Village in Uttar Pradesh, India

Lalgarhi is a village in Tundla block of Firozabad district, Uttar Pradesh. As of 2011, it has a population of 936, in 145 households.

== Demographics ==
As of 2011, Lalgarhi had a population of 936, in 145 households. This population was 52.2% male (489) and 47.8% female (447). The 0-6 age group numbered 133 (69 male and 64 female), making up 14.2% of the total population. 416 residents were members of Scheduled Castes, or 44.4% of the total.

The 1981 census recorded Lalgarhi as having a population of 472 people (240 male and 232 female), in 81 households and 80 physical houses. It was then counted as part of Kotla block.

The 1961 census recorded Lalgarhi (as two words, "Lal Garhi") as comprising 1 hamlet, with a total population of 296 people (142 male and 154 female), in 45 households and 35 physical houses.

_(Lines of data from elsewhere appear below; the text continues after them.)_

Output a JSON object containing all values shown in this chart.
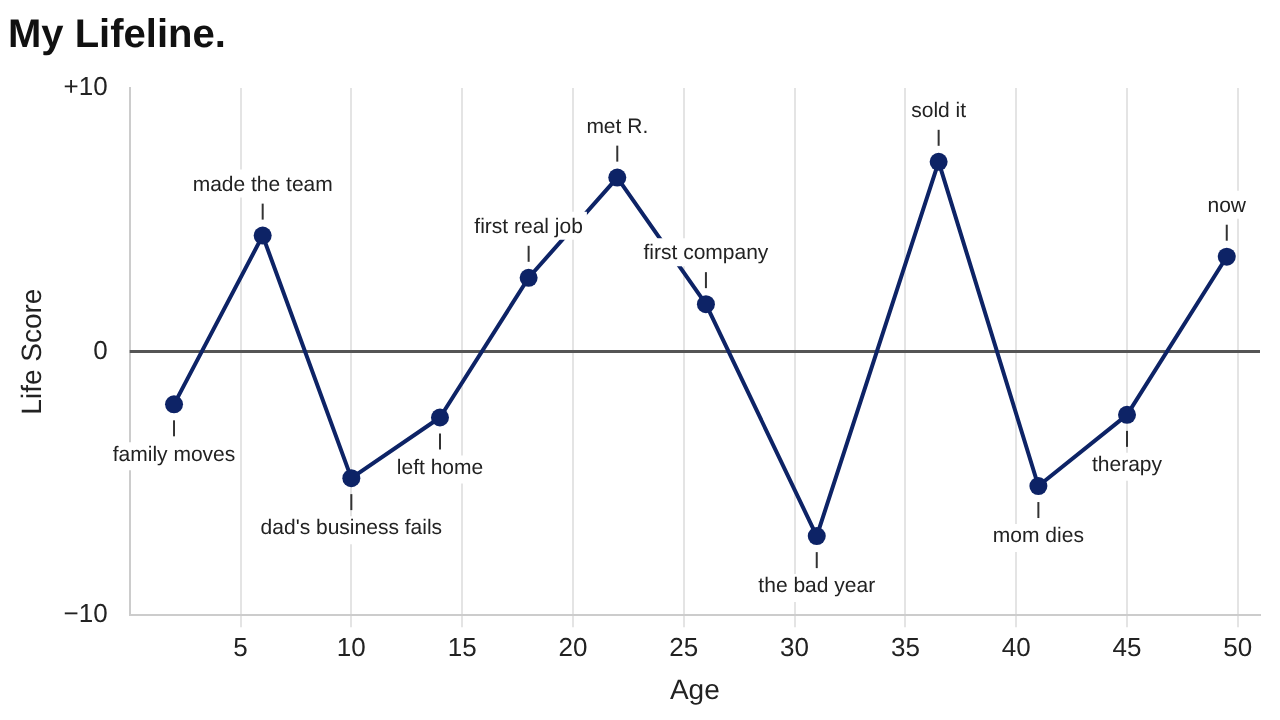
{
  "chart_data": {
    "type": "line",
    "title": "My Lifeline.",
    "xlabel": "Age",
    "ylabel": "Life Score",
    "x": [
      2,
      6,
      10,
      14,
      18,
      22,
      26,
      31,
      36.5,
      41,
      45,
      49.5
    ],
    "series": [
      {
        "color": "#0d2366",
        "values": [
          -2.0,
          4.4,
          -4.8,
          -2.5,
          2.8,
          6.6,
          1.8,
          -7.0,
          7.2,
          -5.1,
          -2.4,
          3.6
        ]
      }
    ],
    "xlim": [
      0,
      51
    ],
    "xticks": [
      5,
      10,
      15,
      20,
      25,
      30,
      35,
      40,
      45,
      50
    ],
    "ylim": [
      -10,
      10
    ],
    "yticks": [
      {
        "value": 10,
        "label": "+10"
      },
      0,
      {
        "value": -10,
        "label": "−10"
      }
    ],
    "grid": "x",
    "marker": "circle",
    "line_style": "solid",
    "legend": false,
    "ref_lines": [
      {
        "axis": "y",
        "value": 0,
        "color": "#555555"
      }
    ],
    "annotations": [
      {
        "text": "family moves",
        "x": 2,
        "y": -2.0
      },
      {
        "text": "made the team",
        "x": 6,
        "y": 4.4
      },
      {
        "text": "dad's business fails",
        "x": 10,
        "y": -4.8
      },
      {
        "text": "left home",
        "x": 14,
        "y": -2.5
      },
      {
        "text": "first real job",
        "x": 18,
        "y": 2.8
      },
      {
        "text": "met R.",
        "x": 22,
        "y": 6.6
      },
      {
        "text": "first company",
        "x": 26,
        "y": 1.8
      },
      {
        "text": "the bad year",
        "x": 31,
        "y": -7.0
      },
      {
        "text": "sold it",
        "x": 36.5,
        "y": 7.2
      },
      {
        "text": "mom dies",
        "x": 41,
        "y": -5.1
      },
      {
        "text": "therapy",
        "x": 45,
        "y": -2.4
      },
      {
        "text": "now",
        "x": 49.5,
        "y": 3.6
      }
    ]
  }
}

The area of the village was given as 393 acres and it was then counted as part of Kotla block.

== Infrastructure ==
As of 2011, Lalgarhi had 1 primary school; it did not have any healthcare facilities. Drinking water was provided by hand pump; there were no public toilets. The village did not have a post office or public library; there was at least some access to electricity for all purposes. Streets were made of both kachcha and pakka materials.